Eine Tracht Prügel hat noch keinem geschadet, hieß es noch vor nicht allzu langer Zeit. Körperliche Gewalt von Eltern gegenüber ihren Kindern galt bis weit in die 60er Jahre als normal und so legitimes wie legales Erziehungsmittel, und erst mit den Reformbewegungen Ende der 60er Jahre begann allmählich ein Umdenken – und damit setzte sich ein anderes Verständnis von Kindererziehung durch. Bis 1973 war es allerdings Lehrern nicht verboten, ihre Schüler körperlich zu züchtigen, und erst seit 2000 ist die Prügelstrafe in Deutschland gesetzlich verboten.

Ein Gesetz, das allerdings nicht bei allen Menschen hierzulande angekommen ist, von diesbezüglicher Einsicht mal ganz zu schweigen. Erst im vergangenen Jahr mussten die Behörden in Bayern Kinder der fundamentalistischen Glaubensgemeinschaft „12 Stämme“ in Obhut nehmen, weil dort Prügel mit Rohr und Rute als Erziehungsmittel offen und selbstverständlich eingesetzt wurden. Dass Eltern, die ihre Kinder schlagen, angezeigt und bestraft werden können, ist eine Regelung, die für die Protagonisten der beklemmenden Doku „Wer seine Kinder liebt, der züchtigt sie“ (ARD, 23.30 Uhr) um Jahrzehnte zu spät kommt.

„Meine Mutter war immer darauf bedacht, dass es nicht im Gesicht sichtbar ist, sondern nur auf dem Rücken“, sagt Helga G., die als 23-Jährige kurz vor ihrer Hochzeit das letzte Mal von ihrer Mutter geschlagen wurde. Helga G. ist eine von drei Menschen, die der Film begleitet und die zu unterschiedlichen Zeiten und in unterschiedlichen Systemen massiv geprügelt worden sind. Von den Eltern, von Onkel und Tanten, von Nonnen in der Schule.

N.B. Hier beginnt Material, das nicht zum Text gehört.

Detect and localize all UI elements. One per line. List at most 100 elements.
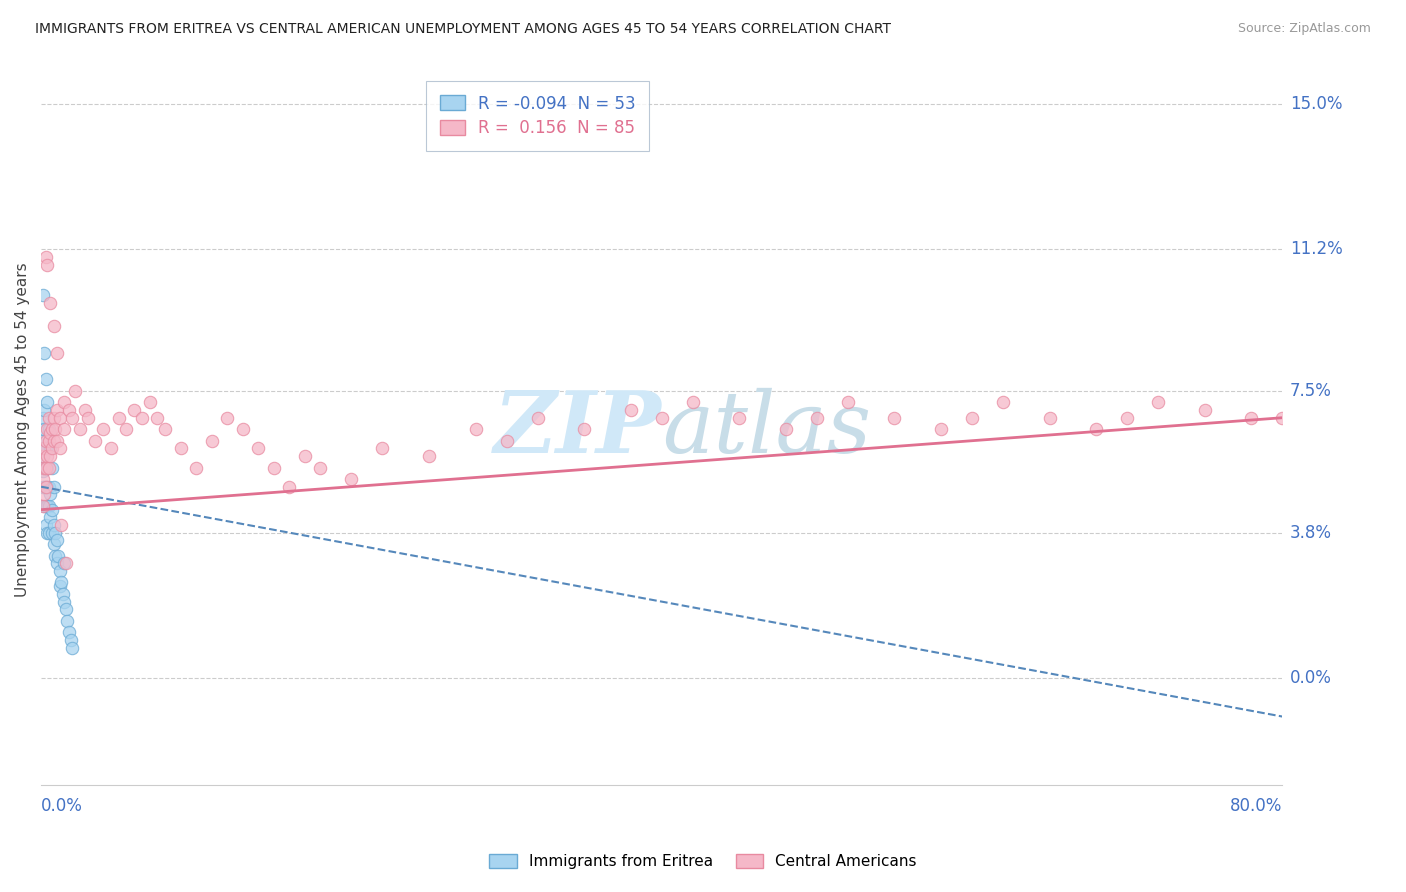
Y-axis label: Unemployment Among Ages 45 to 54 years: Unemployment Among Ages 45 to 54 years xyxy=(15,262,30,597)
Point xyxy=(31,449,53,463)
Text: atlas: atlas xyxy=(662,388,870,471)
Point xyxy=(45,403,67,417)
Point xyxy=(35,460,58,475)
Point xyxy=(38,410,60,425)
Point xyxy=(37,460,59,475)
Point xyxy=(58,403,80,417)
Point xyxy=(51,575,73,590)
Point xyxy=(1240,410,1263,425)
Point xyxy=(572,422,595,436)
Point xyxy=(131,410,153,425)
Point xyxy=(651,410,673,425)
Point xyxy=(91,422,114,436)
Point xyxy=(42,480,65,494)
Text: 0.0%: 0.0% xyxy=(41,797,83,815)
Point xyxy=(48,579,70,593)
Point xyxy=(232,422,254,436)
Point xyxy=(56,614,79,628)
Point xyxy=(65,384,87,398)
Point xyxy=(37,258,59,272)
Point xyxy=(32,442,55,456)
Point xyxy=(60,640,83,655)
Point xyxy=(38,480,60,494)
Point xyxy=(45,557,67,571)
Point xyxy=(42,537,65,551)
Point xyxy=(1085,422,1108,436)
Point xyxy=(35,480,58,494)
Point xyxy=(620,403,643,417)
Point xyxy=(31,464,53,478)
Point xyxy=(1116,410,1139,425)
Point xyxy=(48,564,70,578)
Point xyxy=(42,410,65,425)
Point xyxy=(464,422,486,436)
Point xyxy=(837,395,859,409)
Point xyxy=(371,442,394,456)
Point xyxy=(38,434,60,448)
Point xyxy=(960,410,983,425)
Point xyxy=(155,422,177,436)
Point xyxy=(48,442,70,456)
Point xyxy=(31,410,53,425)
Point xyxy=(32,460,55,475)
Point xyxy=(31,288,53,302)
Point xyxy=(44,525,66,540)
Point xyxy=(37,480,59,494)
Point xyxy=(35,372,58,386)
Point xyxy=(39,510,62,524)
Point xyxy=(775,422,797,436)
Point xyxy=(41,442,63,456)
Point xyxy=(35,460,58,475)
Point xyxy=(170,442,193,456)
Point xyxy=(45,434,67,448)
Point xyxy=(41,525,63,540)
Point xyxy=(53,594,76,608)
Point xyxy=(39,295,62,310)
Point xyxy=(32,442,55,456)
Point xyxy=(39,449,62,463)
Point xyxy=(991,395,1014,409)
Point xyxy=(35,250,58,264)
Point xyxy=(37,499,59,513)
Legend: R = -0.094  N = 53, R =  0.156  N = 85: R = -0.094 N = 53, R = 0.156 N = 85 xyxy=(426,81,650,151)
Point xyxy=(39,425,62,440)
Point xyxy=(39,442,62,456)
Point xyxy=(51,518,73,533)
Point xyxy=(35,442,58,456)
Point xyxy=(41,502,63,516)
Point xyxy=(32,460,55,475)
Legend: Immigrants from Eritrea, Central Americans: Immigrants from Eritrea, Central America… xyxy=(482,848,924,875)
Point xyxy=(309,460,332,475)
Point xyxy=(58,625,80,640)
Point xyxy=(53,395,76,409)
Point xyxy=(41,460,63,475)
Point xyxy=(929,422,952,436)
Text: 11.2%: 11.2% xyxy=(1289,240,1343,258)
Point xyxy=(35,518,58,533)
Point xyxy=(340,472,363,486)
Point xyxy=(1147,395,1170,409)
Point xyxy=(35,480,58,494)
Point xyxy=(44,422,66,436)
Point xyxy=(45,533,67,548)
Text: 3.8%: 3.8% xyxy=(1289,524,1331,541)
Point xyxy=(32,499,55,513)
Point xyxy=(38,499,60,513)
Point xyxy=(31,480,53,494)
Point xyxy=(53,422,76,436)
Text: 15.0%: 15.0% xyxy=(1289,95,1343,112)
Point xyxy=(247,442,270,456)
Point xyxy=(37,395,59,409)
Point xyxy=(806,410,828,425)
Text: Source: ZipAtlas.com: Source: ZipAtlas.com xyxy=(1237,22,1371,36)
Point xyxy=(31,499,53,513)
Point xyxy=(294,449,316,463)
Point xyxy=(55,557,77,571)
Point xyxy=(31,472,53,486)
Point xyxy=(1194,403,1216,417)
Point xyxy=(42,434,65,448)
Point xyxy=(32,403,55,417)
Point xyxy=(38,525,60,540)
Point xyxy=(115,422,138,436)
Point xyxy=(55,602,77,616)
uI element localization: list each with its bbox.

Tilman Röhrig, Jahrgang 1946, wurde regelmäßig von seinem Vater, einem evangelischen Pfarrer, mit einer Reitpeitsche vertrimmt. „Schlachtstube“ nennt der fast 70-jährige Mann sein Kinderzimmer bis heute. Weder Verwandte noch Nachbarn oder die Lehrer in der Schule nahmen Anstoß an den brutalen Erziehungsmethoden des Vaters, und auch der dritte Protagonist der Doku leidet bis heute an den Folgen der Prügelstrafe, die seine Mutter und auch Lehrer an seiner Schule sehr selbstverständlich ausübten. Weil er die Prügel seiner Kindheit bis heute als demütigend empfindet und weil seine Mutter ihn bis ins Erwachsenenalter maßregeln wollte, hat Lutz, Jahrgang 1959, im Mannesalter mit seiner Mutter gebrochen. „Wer seine Kinder liebt, der züchtigt sie“ ist eine Doku, die die Historie von Prügel als Erziehungsinstrument erzählt und auf erschütternde Weise von den Spätfolgen dieser Methode kündet.